🤖 AI Summary
This work uncovers a fundamental paradox between robustness and stealth in digital watermarking: existing methods enhance resilience against realistic distortions (e.g., JPEG compression, noise) by introducing detectable structural redundancies, thereby leaking watermark information. To address this, we propose the first single-image attack framework that requires neither access to the detector nor additional training data. Our method employs channel-aware multi-channel feature extraction and adversarial perturbation optimization guided by a pre-trained vision model, enabling end-to-end watermark forgery and detector evasion. Crucially, we are the first to reinterpret structural redundancy—traditionally introduced for robustness—as an exploitable vulnerability, enabling successful attacks from a single watermarked image alone. Experiments demonstrate a 60% improvement in detection evasion success rate and a 51% increase in forgery accuracy, while preserving high visual fidelity.
📝 Abstract
Watermarking plays a key role in the provenance and detection of AI-generated content. While existing methods prioritize robustness against real-world distortions (e.g., JPEG compression and noise addition), we reveal a fundamental tradeoff: such robust watermarks inherently improve the redundancy of detectable patterns encoded into images, creating exploitable information leakage.

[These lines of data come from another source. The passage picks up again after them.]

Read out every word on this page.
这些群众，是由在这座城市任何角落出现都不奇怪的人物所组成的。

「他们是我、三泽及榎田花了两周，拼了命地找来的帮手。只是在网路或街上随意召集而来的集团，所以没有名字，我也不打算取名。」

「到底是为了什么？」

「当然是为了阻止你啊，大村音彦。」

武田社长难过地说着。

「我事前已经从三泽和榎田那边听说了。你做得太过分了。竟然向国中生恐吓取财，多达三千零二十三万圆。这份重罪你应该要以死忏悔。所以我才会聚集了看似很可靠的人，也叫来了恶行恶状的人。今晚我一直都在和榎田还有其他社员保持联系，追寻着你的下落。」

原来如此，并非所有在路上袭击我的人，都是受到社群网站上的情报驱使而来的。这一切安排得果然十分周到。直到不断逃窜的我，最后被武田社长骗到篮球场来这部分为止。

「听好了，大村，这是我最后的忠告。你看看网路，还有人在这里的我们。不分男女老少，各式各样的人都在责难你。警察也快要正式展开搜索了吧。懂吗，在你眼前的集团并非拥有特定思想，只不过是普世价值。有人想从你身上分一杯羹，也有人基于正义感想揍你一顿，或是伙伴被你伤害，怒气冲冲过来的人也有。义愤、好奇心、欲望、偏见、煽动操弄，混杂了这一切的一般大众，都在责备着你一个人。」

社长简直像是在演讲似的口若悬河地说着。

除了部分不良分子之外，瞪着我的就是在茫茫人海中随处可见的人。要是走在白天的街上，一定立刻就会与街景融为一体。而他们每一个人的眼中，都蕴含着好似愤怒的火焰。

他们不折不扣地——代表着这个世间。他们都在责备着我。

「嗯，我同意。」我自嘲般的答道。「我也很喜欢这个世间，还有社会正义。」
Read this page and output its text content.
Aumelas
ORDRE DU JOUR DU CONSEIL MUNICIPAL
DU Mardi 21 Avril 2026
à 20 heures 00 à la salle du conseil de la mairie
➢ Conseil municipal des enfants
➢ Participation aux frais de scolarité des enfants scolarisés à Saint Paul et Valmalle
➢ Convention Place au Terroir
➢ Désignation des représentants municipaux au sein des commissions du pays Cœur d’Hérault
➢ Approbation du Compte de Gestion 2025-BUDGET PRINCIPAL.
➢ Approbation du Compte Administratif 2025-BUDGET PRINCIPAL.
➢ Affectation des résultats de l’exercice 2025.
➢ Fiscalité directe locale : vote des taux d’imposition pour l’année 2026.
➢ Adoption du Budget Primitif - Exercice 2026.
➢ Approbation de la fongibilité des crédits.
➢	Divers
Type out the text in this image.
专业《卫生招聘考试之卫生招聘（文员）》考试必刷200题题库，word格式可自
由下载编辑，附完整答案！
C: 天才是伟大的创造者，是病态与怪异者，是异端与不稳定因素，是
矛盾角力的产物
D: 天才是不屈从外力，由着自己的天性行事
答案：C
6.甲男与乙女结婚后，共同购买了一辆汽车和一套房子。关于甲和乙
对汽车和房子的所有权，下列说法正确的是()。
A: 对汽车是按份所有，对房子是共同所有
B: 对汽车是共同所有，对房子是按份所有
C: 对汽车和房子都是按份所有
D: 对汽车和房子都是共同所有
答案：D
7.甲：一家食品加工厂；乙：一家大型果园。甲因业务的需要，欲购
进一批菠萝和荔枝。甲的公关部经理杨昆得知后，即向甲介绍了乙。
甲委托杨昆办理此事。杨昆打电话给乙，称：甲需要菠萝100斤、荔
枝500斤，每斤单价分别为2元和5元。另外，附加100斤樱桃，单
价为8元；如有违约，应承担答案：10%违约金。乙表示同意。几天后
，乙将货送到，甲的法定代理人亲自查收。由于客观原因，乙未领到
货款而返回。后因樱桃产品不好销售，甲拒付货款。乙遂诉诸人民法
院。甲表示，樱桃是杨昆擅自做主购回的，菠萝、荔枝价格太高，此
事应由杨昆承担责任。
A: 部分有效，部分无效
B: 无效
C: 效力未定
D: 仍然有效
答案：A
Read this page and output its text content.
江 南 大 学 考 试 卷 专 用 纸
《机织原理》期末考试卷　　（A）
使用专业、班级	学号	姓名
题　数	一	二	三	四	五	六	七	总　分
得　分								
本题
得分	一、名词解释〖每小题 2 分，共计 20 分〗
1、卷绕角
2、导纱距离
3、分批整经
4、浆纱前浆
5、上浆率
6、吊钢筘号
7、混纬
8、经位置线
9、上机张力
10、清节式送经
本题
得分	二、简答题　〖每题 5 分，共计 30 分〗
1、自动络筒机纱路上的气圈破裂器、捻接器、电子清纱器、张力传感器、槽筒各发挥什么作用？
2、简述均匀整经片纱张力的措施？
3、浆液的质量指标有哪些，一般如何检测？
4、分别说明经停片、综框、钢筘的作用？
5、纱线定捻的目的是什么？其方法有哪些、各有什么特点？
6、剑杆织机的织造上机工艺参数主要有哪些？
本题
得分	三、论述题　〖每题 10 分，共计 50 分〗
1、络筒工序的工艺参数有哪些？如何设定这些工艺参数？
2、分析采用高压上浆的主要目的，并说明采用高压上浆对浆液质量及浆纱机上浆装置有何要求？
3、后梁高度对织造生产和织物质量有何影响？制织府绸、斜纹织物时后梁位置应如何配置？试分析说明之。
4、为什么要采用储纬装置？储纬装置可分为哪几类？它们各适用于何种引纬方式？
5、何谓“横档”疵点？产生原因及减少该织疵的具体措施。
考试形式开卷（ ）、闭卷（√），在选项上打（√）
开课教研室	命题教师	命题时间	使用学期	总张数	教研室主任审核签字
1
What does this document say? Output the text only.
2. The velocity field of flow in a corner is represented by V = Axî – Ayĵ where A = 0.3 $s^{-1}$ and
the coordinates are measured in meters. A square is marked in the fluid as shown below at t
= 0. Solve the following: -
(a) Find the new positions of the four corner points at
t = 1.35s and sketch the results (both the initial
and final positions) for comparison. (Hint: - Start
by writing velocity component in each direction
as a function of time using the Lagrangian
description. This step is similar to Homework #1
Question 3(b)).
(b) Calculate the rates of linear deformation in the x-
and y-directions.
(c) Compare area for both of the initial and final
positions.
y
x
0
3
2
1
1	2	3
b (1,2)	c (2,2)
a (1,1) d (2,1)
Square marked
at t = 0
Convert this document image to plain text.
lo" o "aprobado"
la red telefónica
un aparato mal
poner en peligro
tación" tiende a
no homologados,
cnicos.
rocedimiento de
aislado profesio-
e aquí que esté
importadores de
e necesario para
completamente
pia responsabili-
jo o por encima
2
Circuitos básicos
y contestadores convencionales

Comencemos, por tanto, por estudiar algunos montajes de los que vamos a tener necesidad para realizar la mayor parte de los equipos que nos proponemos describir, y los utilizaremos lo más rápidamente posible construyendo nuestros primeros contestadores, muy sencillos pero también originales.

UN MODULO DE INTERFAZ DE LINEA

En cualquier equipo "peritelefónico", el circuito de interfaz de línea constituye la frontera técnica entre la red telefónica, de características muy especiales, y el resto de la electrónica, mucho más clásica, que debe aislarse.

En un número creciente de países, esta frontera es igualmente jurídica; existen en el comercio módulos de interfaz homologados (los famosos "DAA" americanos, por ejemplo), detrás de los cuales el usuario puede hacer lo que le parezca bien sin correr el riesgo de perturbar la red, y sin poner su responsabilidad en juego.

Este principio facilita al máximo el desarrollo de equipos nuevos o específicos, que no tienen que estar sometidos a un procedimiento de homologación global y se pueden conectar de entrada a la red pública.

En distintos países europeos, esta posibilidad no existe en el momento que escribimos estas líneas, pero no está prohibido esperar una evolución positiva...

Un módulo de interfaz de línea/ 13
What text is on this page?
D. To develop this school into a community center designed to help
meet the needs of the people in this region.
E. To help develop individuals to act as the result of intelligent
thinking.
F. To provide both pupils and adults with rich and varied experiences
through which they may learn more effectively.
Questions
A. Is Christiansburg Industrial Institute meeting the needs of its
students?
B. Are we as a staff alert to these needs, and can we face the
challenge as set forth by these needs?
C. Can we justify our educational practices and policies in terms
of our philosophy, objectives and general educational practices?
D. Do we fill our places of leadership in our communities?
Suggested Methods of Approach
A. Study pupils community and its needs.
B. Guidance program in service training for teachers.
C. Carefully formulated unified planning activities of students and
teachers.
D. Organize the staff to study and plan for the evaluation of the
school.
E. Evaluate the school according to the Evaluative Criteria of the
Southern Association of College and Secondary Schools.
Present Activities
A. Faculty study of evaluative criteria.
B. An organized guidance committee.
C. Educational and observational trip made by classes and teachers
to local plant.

To leverage this, we propose an attack framework that extracts leakage of watermark patterns through multi-channel feature learning using a pre-trained vision model. Unlike prior works requiring massive data or detector access, our method achieves both forgery and detection evasion with a single watermarked image. Extensive experiments demonstrate that our method achieves a 60% success rate gain in detection evasion and 51% improvement in forgery accuracy compared to state-of-the-art methods while maintaining visual fidelity. Our work exposes the robustness-stealthiness paradox: current"robust"watermarks sacrifice security for distortion resistance, providing insights for future watermark design.